Consider for example, the movie Battle Creek Brawl which is known as the big brawl. The movie follows the easy-going life of a martial artist who is shown to fight a mob and bring it down. The “xia” part is where Chan is shown to fight the toughest opponent thus helping other fighters and saving his Uncle’s life. During the course of the fight, Chan distracts his opponent and even takes a few punches in order to save his Uncle’s life, which shows element of sacrifice that he is willing to make and the “wu” is observed throughout the movie as it is about martial arts and a fighting tournament. The “qing” aspect is not just observed in the emotions of Chan and his girlfriend but it is shown in the way he grieves for a friend. The balance of these two elements is hence seen to present both the empathetic nature of Chinese culture and their strength. It connects with elements of friendship, loyalty and love.
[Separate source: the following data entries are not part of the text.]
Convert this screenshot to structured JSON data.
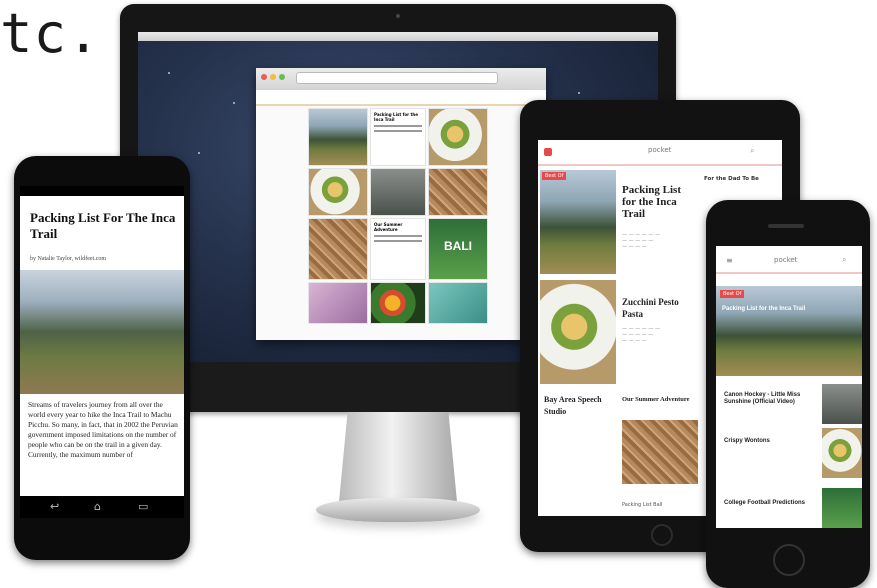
{
  "heading": "tc.",
  "imac": {
    "browser_tiles": [
      {
        "kind": "image",
        "style": "mountain"
      },
      {
        "kind": "text",
        "title": "Packing List for the Inca Trail"
      },
      {
        "kind": "image",
        "style": "food"
      },
      {
        "kind": "image",
        "style": "food"
      },
      {
        "kind": "image",
        "style": "road"
      },
      {
        "kind": "image",
        "style": "wood"
      },
      {
        "kind": "image",
        "style": "wood"
      },
      {
        "kind": "text",
        "title": "Our Summer Adventure"
      },
      {
        "kind": "image",
        "style": "bali"
      },
      {
        "kind": "image",
        "style": "purple"
      },
      {
        "kind": "image",
        "style": "fruit"
      },
      {
        "kind": "image",
        "style": "gift"
      }
    ],
    "bali_text": "BALI"
  },
  "tablet": {
    "app_name": "pocket",
    "tag_label": "Best Of",
    "col2_title_1": "Packing List for the Inca Trail",
    "col2_title_2": "Zucchini Pesto Pasta",
    "col3_title_1": "For the Dad To Be",
    "col1_title_bottom": "Bay Area Speech Studio",
    "col2_title_bottom": "Our Summer Adventure",
    "footer_item": "Packing List Ball"
  },
  "android": {
    "article_title": "Packing List For The Inca Trail",
    "byline": "by Natalie Taylor, wildfeet.com",
    "body": "Streams of travelers journey from all over the world every year to hike the Inca Trail to Machu Picchu. So many, in fact, that in 2002 the Peruvian government imposed limitations on the number of people who can be on the trail in a given day. Currently, the maximum number of"
  },
  "iphone": {
    "app_name": "pocket",
    "tag_label": "Best Of",
    "featured_title": "Packing List for the Inca Trail",
    "items": [
      "Canon Hockey - Little Miss Sunshine (Official Video)",
      "Crispy Wontons",
      "College Football Predictions"
    ]
  }
}
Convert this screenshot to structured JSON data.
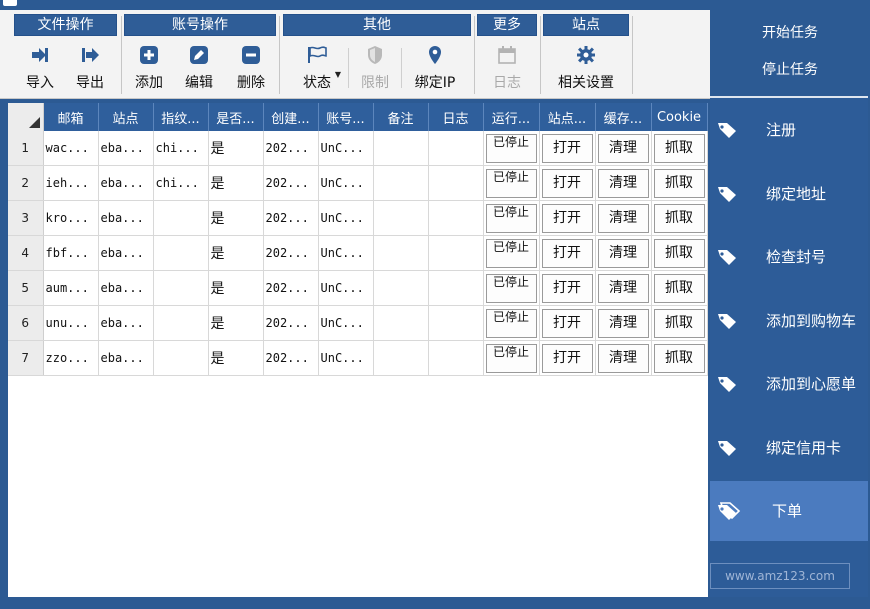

Ip Man 2 is yet another movie that captures these three elements and gives the audience a balanced outlook on the plot. Ip Man relocates to a newer place when he loses his house and in this place, he comes to end up fighting with the one of the other martial arts masters. He shows his “wu” when involved in the fight, but then the “qing” is shown when the other master’s son walks into in the middle of the fight. Ip Man immediately stops fighting and picks up the son. This shows the emotional and empathetic nature of the Chinese once again that they do not mind losing a point in a fight to help someone, even if the person in question is related to their opponent.